The subtitles draw just as much attention as the shaking camera, as they too flash past at a rapid pace to keep up with the cacophonous conversations (it’s a difficulty present in many fast-paced and dialogue driven films; Bertrand Tavernier’s Quay d’Orsay springs to mind). Amid this over-saturation you can’t help but notice the auxiliary dialogue that is no doubt left untranslated amid the discord of teenage voices, distancing you from the setting. As such, it feels like a film that is idiosyncratically Russian (it was well received domestically, wining the best debut prize at Sochi’s Kinotavr festival). Subsequently, the politicised tone of the abuse depicted is framed undoubtedly as a commentary on Russia’s institutionalised ableism.
The teenagers’ descent plays out in all facets of school life as we witness the group (in particular Misha, in his violent outbursts) begin to internalise and re-enact the abusive invalidation society has dealt them. Almost every scene seems to reconnect to their defining disability, and at times Lena’s wheelchair begins to feel like it supports this message just as much as her body. Because of this, Tverdovsky’s script (co-written by Dmitri Lanchikhin) can sometimes be overbearing, and after watching scene after scene of Lena being punished for her myopathy it feels like a nefarious blow to then compose the film’s tragic (and brutal) climax with her wheelchair lingering just out of focus in the background, framing her body like an omnipresent and demonic phantom.
That having been said, Tverdovsky’s socio-political criticism goes some way in justifying just how violent and forthright his film is with the presence of abuse and neglect. Human Rights NGOs like Unicef, Human Rights Watch and Amnesty International have all documented Russia’s systemic mistreatment of disability and archaic education practices, especially in areas outside Moscow. Indeed, in a context where this issue is so pervasive, it is understandable that Tverdovsky provides such an aggressive and engendered representation.
The film’s final shot is of Lena walking, escaping the confines of her wheelchair. But this is not an image of hope.
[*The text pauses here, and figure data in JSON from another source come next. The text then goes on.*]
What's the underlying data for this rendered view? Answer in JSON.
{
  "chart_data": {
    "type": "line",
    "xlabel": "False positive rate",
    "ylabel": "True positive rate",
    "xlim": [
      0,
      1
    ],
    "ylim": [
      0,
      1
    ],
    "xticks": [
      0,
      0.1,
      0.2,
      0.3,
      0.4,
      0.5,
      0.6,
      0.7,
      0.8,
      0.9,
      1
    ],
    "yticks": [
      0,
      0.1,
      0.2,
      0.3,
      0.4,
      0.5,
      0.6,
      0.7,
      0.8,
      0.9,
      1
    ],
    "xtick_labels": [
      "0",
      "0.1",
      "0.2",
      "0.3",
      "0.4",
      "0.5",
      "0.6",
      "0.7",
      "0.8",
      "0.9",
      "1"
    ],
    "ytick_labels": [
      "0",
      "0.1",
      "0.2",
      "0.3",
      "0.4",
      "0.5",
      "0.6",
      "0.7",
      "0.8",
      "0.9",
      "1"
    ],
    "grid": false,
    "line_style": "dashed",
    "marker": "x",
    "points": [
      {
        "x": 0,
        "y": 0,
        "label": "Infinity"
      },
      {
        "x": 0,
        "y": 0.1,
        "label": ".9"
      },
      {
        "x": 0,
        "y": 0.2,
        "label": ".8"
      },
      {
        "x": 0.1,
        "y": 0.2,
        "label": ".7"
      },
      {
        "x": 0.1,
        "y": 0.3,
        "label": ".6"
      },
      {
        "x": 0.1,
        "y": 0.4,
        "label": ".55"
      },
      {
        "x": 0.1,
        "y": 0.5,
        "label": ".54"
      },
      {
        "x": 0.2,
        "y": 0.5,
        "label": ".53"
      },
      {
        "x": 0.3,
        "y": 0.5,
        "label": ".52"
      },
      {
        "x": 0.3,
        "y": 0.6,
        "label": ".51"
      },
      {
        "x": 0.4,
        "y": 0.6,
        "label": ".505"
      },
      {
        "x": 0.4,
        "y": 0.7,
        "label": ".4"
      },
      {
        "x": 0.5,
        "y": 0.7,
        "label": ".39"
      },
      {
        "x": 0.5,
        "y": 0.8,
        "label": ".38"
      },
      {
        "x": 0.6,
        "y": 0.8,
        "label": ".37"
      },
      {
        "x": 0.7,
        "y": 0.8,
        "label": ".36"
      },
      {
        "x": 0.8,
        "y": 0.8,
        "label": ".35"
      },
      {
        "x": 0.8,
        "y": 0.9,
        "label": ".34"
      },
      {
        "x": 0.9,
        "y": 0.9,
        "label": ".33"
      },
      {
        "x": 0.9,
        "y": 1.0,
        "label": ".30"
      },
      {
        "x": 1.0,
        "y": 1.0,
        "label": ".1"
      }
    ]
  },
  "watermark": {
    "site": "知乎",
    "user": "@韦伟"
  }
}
The sounds of pristine Nikes squeaking over a freshly mopped hallway mix with the growing pulse of Moritz Hoffmeister’s hauntingly industrial score; like a heartbeat melting into the percussive sounds of endless railway tracks. The beat rises in an agitated and asphyxiating fantasy, urged onwards by the camera’s gaze, which follows in a claustrophobically steady close-up of Lena’s feet, pulsing in and out of focus as she walks. In its crescendo, Tverdovsky’s film reduces even the talismanic symbol of freedom from oppression (the all important able-bodied movement) to an imprisoned expression of cyclical choking. For Lena the only way to ameliorate her abuse is to not be disabled anymore, and what this dark, brooding film implores is that harbouring such an impossible ideal is Russia’s fatal flaw.